Drivers in France for ride-sharing services such as Uber have been called to strike and log out of their apps by their national union, with plans for a protest in two weeks.

Union l'Intersyndicale Nationale VTC (INV) called on drivers to make a stand by logging out and refusing to work, and is planning to assemble in protest outside the Paris Uber headquarters on March 6.

Protests are also planned for local Uber offices across the capital.

Grievances include higher commissions taken by the parent company, no minimum payment on rides, and drivers being suspended if they refuse a trip repeatedly.

They are also unhappy with the presence of “fake drivers”, who are said to use stolen VTC cards to use the app fraudulently.

INV coordinator Brahmin Ben Ali said that the union represented all workers across several ride-sharing apps, including Uber, Kapten, and Marcel. He called for a “total shutdown of all these apps” on March 6, and repeated the calls for a minimum price on journeys.

He said: “This is a precarious profession; we need social protection.”

Uber in particular has been in conflict with its drivers in France for several months. Since mid-November, some drivers have blockaded logistics centres, including in Aubervilliers in Seine-Saint-Denis, and the main headquarters in Paris.

Drivers are especially unhappy with a recent procedural change, which can see them suspended from the app if they refuse a journey too many times, leaving them without access to work.


Employment laws

In France, the legal status of ride-sharing and “gig economy” platforms is controversial.

Earlier this month, food delivery service Deliveroo - which often uses bikes as delivery vehicles - was ordered to pay €30,000 for “defrauding the employment code”.

One of its workers also had their contract symbolically changed from a service contract to an employment contract - a first in France.

Deliveroo said it would appeal the decision, and said: “Delivery workers tell us that they want to choose when, where, and if they want to work, and that is what we allow them to do.”

Mr Ben Ali has called on bike riders - as well as drivers of traditional taxis - to join his movement.

Traditional taxis

Drivers of traditional taxis are set to hold their own movement in front of the train station Gare de Lyon in Paris this Friday, February 21. The “static protest”, as they are calling it, will take place from 11h to 13h.

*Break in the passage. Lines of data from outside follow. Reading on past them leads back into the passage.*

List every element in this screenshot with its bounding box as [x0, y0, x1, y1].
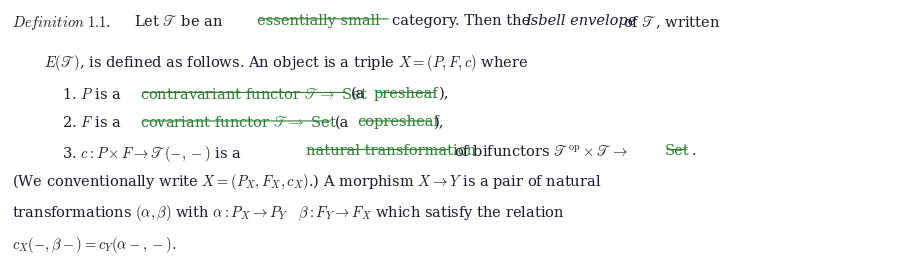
Text: Set: Set	[664, 144, 690, 158]
Text: .: .	[691, 144, 696, 158]
Text: presheaf: presheaf	[373, 87, 438, 101]
Text: Let $\mathscr{T}$ be an: Let $\mathscr{T}$ be an	[134, 14, 223, 29]
Text: ),: ),	[439, 87, 450, 101]
Text: natural transformation: natural transformation	[306, 144, 476, 158]
Text: $c_X(-, \beta -) = c_Y(\alpha -, -)$.: $c_X(-, \beta -) = c_Y(\alpha -, -)$.	[13, 235, 177, 255]
Text: 1. $P$ is a: 1. $P$ is a	[62, 87, 122, 102]
Text: (We conventionally write $X = (P_X, F_X, c_X)$.) A morphism $X \to Y$ is a pair : (We conventionally write $X = (P_X, F_X,…	[13, 171, 601, 192]
Text: of bifunctors $\mathscr{T}^{\mathrm{op}} \times \mathscr{T} \to$: of bifunctors $\mathscr{T}^{\mathrm{op}}…	[454, 144, 628, 159]
Text: category. Then the: category. Then the	[392, 14, 530, 28]
Text: covariant functor $\mathscr{T} \to$ Set: covariant functor $\mathscr{T} \to$ Set	[140, 115, 337, 130]
Text: $\mathbf{\mathit{Definition\ 1.1}}$.: $\mathbf{\mathit{Definition\ 1.1}}$.	[13, 14, 111, 32]
Text: Isbell envelope: Isbell envelope	[526, 14, 637, 28]
Text: (a: (a	[334, 115, 349, 129]
Text: essentially small: essentially small	[257, 14, 379, 28]
Text: contravariant functor $\mathscr{T} \to$ Set: contravariant functor $\mathscr{T} \to$ …	[140, 87, 369, 102]
Text: 3. $c: P \times F \to \mathscr{T}(-, -)$ is a: 3. $c: P \times F \to \mathscr{T}(-, -)$…	[62, 144, 242, 164]
Text: of $\mathscr{T}$, written: of $\mathscr{T}$, written	[623, 14, 720, 31]
Text: ),: ),	[434, 115, 445, 129]
Text: (a: (a	[351, 87, 365, 101]
Text: 2. $F$ is a: 2. $F$ is a	[62, 115, 122, 130]
Text: copresheaf: copresheaf	[357, 115, 439, 129]
Text: $E(\mathscr{T})$, is defined as follows. An object is a triple $X = (P, F, c)$ w: $E(\mathscr{T})$, is defined as follows.…	[44, 53, 529, 73]
Text: transformations $(\alpha, \beta)$ with $\alpha: P_X \to P_Y \quad \beta: F_Y \to: transformations $(\alpha, \beta)$ with $…	[13, 203, 565, 223]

The drivers are unhappy with a planned revamp of the station, which they say will “damage taxi access”.

They are calling for “free and exclusive access for taxis on the forecourt of the Clock Tower, parking spaces for pre-ordered taxis, and the continuation of the taxi rank in rue de Bercy”.

In response, a spokesperson for train company SNCF told the Agence-France Presse: “We will allow five minutes of free parking for taxis so they can drop their clients off in a satisfactory way”, and said that the flow of vehicles in front of the station could be improved.

Plans include the installation of a barrier, restricting access to the station courtyard, from March onwards. Private vehicles and ride-sharing app cars will be allowed into the courtyard, but will have to pay.

The spokesperson added that the taxi rank on rue de Bercy would indeed be kept in service.